Anita Pomerantz | 6671 comments I have never read Gore Vidal though I think I have a paperback copy of Lincoln somewhere. Sounds like I should! Sounds like an interesting man, and since you like his work, I'm sure it is excellent.

This quote amuses me:

--You hear all this whining going on, "Where are our great writers?" The thing I might feel doleful about is: Where are the readers?

We are all right here!!!

message 3: by Michael (new)

Michael (mike999) | 569 comments Thanks, Anita. Historical fiction was mostly a refuge for romantic entertainment before Vidal garnered some respect for the genre as an approach to bring a theory of the life of real figures. I am aware in reading Lincoln how much he is not trying to portray the "real" person, but to craft a version that carries significant ideas filtered through a contemporary lens. Sometimes the result is caricature.

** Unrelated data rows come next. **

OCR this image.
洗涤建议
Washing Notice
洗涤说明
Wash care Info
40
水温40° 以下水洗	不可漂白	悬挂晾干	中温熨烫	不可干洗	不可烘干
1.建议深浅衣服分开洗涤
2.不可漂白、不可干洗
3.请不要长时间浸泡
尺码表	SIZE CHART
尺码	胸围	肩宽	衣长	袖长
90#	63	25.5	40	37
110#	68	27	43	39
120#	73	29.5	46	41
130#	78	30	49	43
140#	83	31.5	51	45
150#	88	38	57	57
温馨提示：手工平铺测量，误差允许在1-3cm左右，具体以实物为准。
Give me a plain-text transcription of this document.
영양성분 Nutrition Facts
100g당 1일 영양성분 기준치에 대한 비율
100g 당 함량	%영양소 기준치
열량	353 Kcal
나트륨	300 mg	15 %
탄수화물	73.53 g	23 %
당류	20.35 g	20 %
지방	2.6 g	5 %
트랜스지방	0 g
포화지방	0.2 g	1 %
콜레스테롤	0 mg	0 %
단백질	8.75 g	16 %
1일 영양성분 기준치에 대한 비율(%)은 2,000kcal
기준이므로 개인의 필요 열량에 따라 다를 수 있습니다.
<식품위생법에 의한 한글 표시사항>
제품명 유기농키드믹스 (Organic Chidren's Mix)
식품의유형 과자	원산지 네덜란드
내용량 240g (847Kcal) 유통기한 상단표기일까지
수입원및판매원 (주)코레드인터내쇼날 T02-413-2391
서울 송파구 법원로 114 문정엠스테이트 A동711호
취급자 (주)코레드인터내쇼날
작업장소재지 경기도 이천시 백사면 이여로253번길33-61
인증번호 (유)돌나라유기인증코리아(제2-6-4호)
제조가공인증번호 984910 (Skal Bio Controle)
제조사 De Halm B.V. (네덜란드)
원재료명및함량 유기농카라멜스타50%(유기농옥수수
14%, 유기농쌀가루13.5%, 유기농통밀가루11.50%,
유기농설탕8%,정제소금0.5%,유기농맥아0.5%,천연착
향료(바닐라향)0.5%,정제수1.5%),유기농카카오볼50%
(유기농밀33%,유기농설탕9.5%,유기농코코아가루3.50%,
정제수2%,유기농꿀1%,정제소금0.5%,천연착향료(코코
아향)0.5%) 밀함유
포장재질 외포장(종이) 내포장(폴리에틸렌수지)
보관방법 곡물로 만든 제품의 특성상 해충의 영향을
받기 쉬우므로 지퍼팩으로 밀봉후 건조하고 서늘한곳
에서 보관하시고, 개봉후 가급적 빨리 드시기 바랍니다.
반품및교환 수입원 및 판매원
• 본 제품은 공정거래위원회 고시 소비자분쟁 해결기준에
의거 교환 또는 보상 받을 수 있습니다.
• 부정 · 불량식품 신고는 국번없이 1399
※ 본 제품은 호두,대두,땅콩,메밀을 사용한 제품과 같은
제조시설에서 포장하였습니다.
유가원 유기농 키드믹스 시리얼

Maybe his wife Mary was close to that as portrayed in her nuttiness, but Lincoln was cast human enough for me to cry over the pain of the death of his son while president.

message 4: by Anita (new)

Anita Pomerantz | 6671 comments Michael wrote: "Thanks, Anita. Historical fiction was mostly a refuge for romantic entertainment before Vidal garnered some respect for the genre as an approach to bring a theory of the life of real figures. I am ..."

Oh wow, that sounds really interesting . . .and if it made you cry, I'm sure the author did a great job with it. I need to see if I can dig this out of my pile! Sounds like a good long one for when the weather is bad.